Esasen sufilerle selefiler birçok noktada buluşuyor. Bunlardan birisi de ölüleri taklit etmemektir. Sözgelimi, Abdurrauf Münavi Feyzu’l kadir isimli Camiu’s-sağir şerhinde Beyazıd-ı Bistamî’den şu sözü nakletmektedir: “Aheztüm ilmeküm meyyiten an meyyitin ve ahazna ilmena ani’l hayyillezi la yemut/ Siz ilminizi ölülerden ölü olarak aldınız. Bizse, ilmimizi, ölmeyen diriden (Allah) aldık...” Kimi selefiler de herkesin içtihad edebileceğini öngörmektedirler ve: “Fıkhı İmam-ı A’zam ve benzerlerinden alacağına doğrudan Resullah’tan veya Kur’ân’dan al” demektedirler.
Birisi fıkıhta, diğeri ise tasavvufta aynı anlayışı seslendiriyor. Bu iki sözde de sıhhat payı var, ama ricali için. Tasavvufta Beyazıd-ı Bistamî belki de Üveysîlik kanalıyla hocalarını aşabilir. Belki Suyutî gibiler de fıkıhta selefî ümmetle aradaki mertebeleri ve kişileri aşabilir, ama bir ami kişi ile şer-i şerifi anlama noktasında İmamı A’zam’ı eşitlemek herhalde aklın kabul edemeyeceği bir şey olur.

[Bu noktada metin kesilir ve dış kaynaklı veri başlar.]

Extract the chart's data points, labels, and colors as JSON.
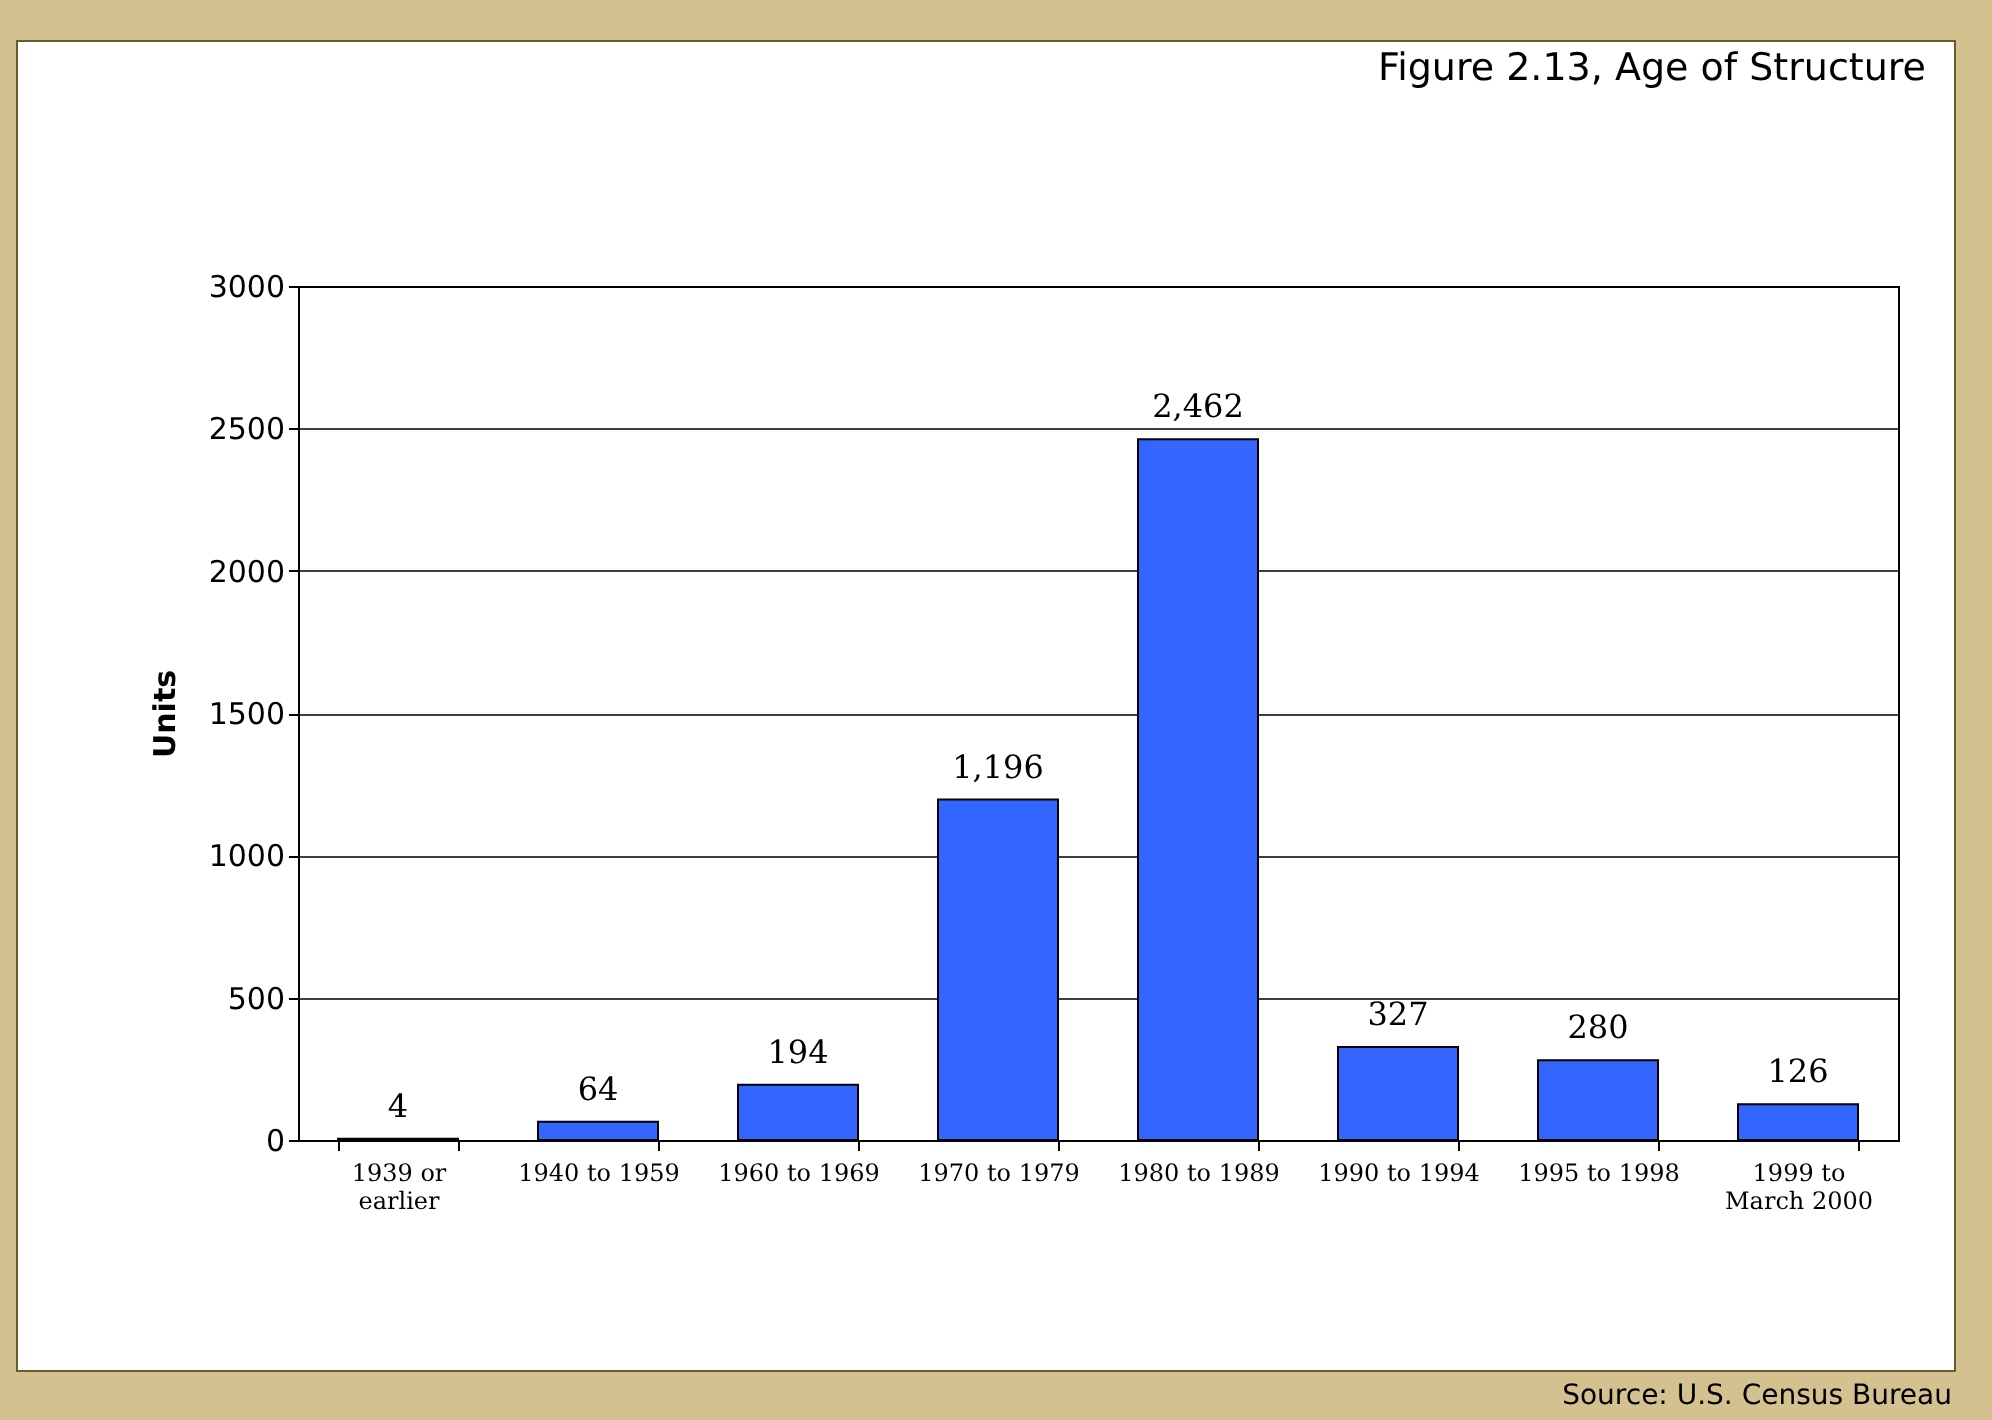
{
  "chart_data": {
    "type": "bar",
    "title": "Figure 2.13, Age of Structure",
    "ylabel": "Units",
    "categories": [
      "1939 or earlier",
      "1940 to 1959",
      "1960 to 1969",
      "1970 to 1979",
      "1980 to 1989",
      "1990 to 1994",
      "1995 to 1998",
      "1999 to March 2000"
    ],
    "values": [
      4,
      64,
      194,
      1196,
      2462,
      327,
      280,
      126
    ],
    "value_labels": [
      "4",
      "64",
      "194",
      "1,196",
      "2,462",
      "327",
      "280",
      "126"
    ],
    "color": "#3366ff",
    "ylim": [
      0,
      3000
    ],
    "yticks": [
      0,
      500,
      1000,
      1500,
      2000,
      2500,
      3000
    ],
    "grid": "y",
    "annotations": [
      "Source: U.S. Census Bureau"
    ]
  }
}
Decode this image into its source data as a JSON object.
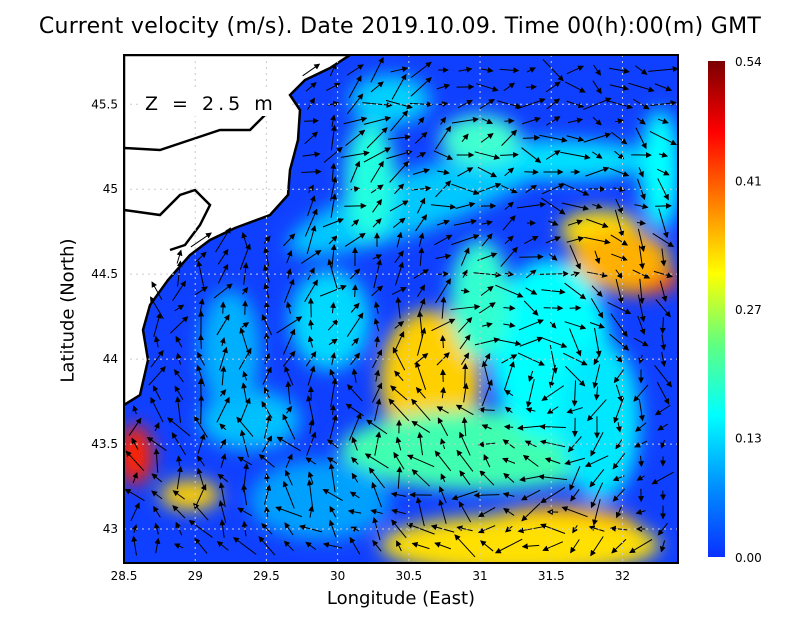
{
  "title": "Current velocity (m/s). Date 2019.10.09. Time 00(h):00(m) GMT",
  "depth_label": "Z = 2.5 m",
  "xlabel": "Longitude (East)",
  "ylabel": "Latitude (North)",
  "x_ticks": [
    "28.5",
    "29",
    "29.5",
    "30",
    "30.5",
    "31",
    "31.5",
    "32"
  ],
  "y_ticks": [
    "45.5",
    "45",
    "44.5",
    "44",
    "43.5",
    "43"
  ],
  "x_range": [
    28.5,
    32.39
  ],
  "y_range": [
    42.8,
    45.79
  ],
  "colorbar": {
    "ticks": [
      "0.54",
      "0.41",
      "0.27",
      "0.13",
      "0.00"
    ],
    "range": [
      0,
      0.54
    ],
    "colors": [
      "#0a30ff",
      "#0090ff",
      "#00ffff",
      "#60ff80",
      "#ffff00",
      "#ff8000",
      "#ff0000",
      "#7a0000"
    ]
  },
  "colors": {
    "land": "#ffffff",
    "coast": "#000000",
    "water_low": "#1040ff"
  }
}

İbni Teymiyye taklit noktasında sadece şu tavsiyeyi yapmaktadır: “Yakin olarak yanlışlığını bildiğin meselede mukalledi/takit merciini taklit etme...” Bu bapta bundan daha adil ölçü olabilir mi? Herkes birbiri hakkında benzeri yanlışlara düşüyor. Sözgelimi Gazali İbni Teymiyye’nin dilinden kurtulamayanlardan. Diyor ki: “Felsefe kitaplarının karnına girdi çıkmak istese de bir daha çıkamadı…” Yani onu filozoflara bulaşmakla suçluyor. Ama muhalifleri de İbni Teymiyye için aynı şeyi söylüyor. Ali Sami Neşşar: “İbni Teymiyye kelâma karşı olarak, onu tashih kelâm alanına girdi, ama buradan bir daha çıkamadı ve mütekellim oldu” diyor.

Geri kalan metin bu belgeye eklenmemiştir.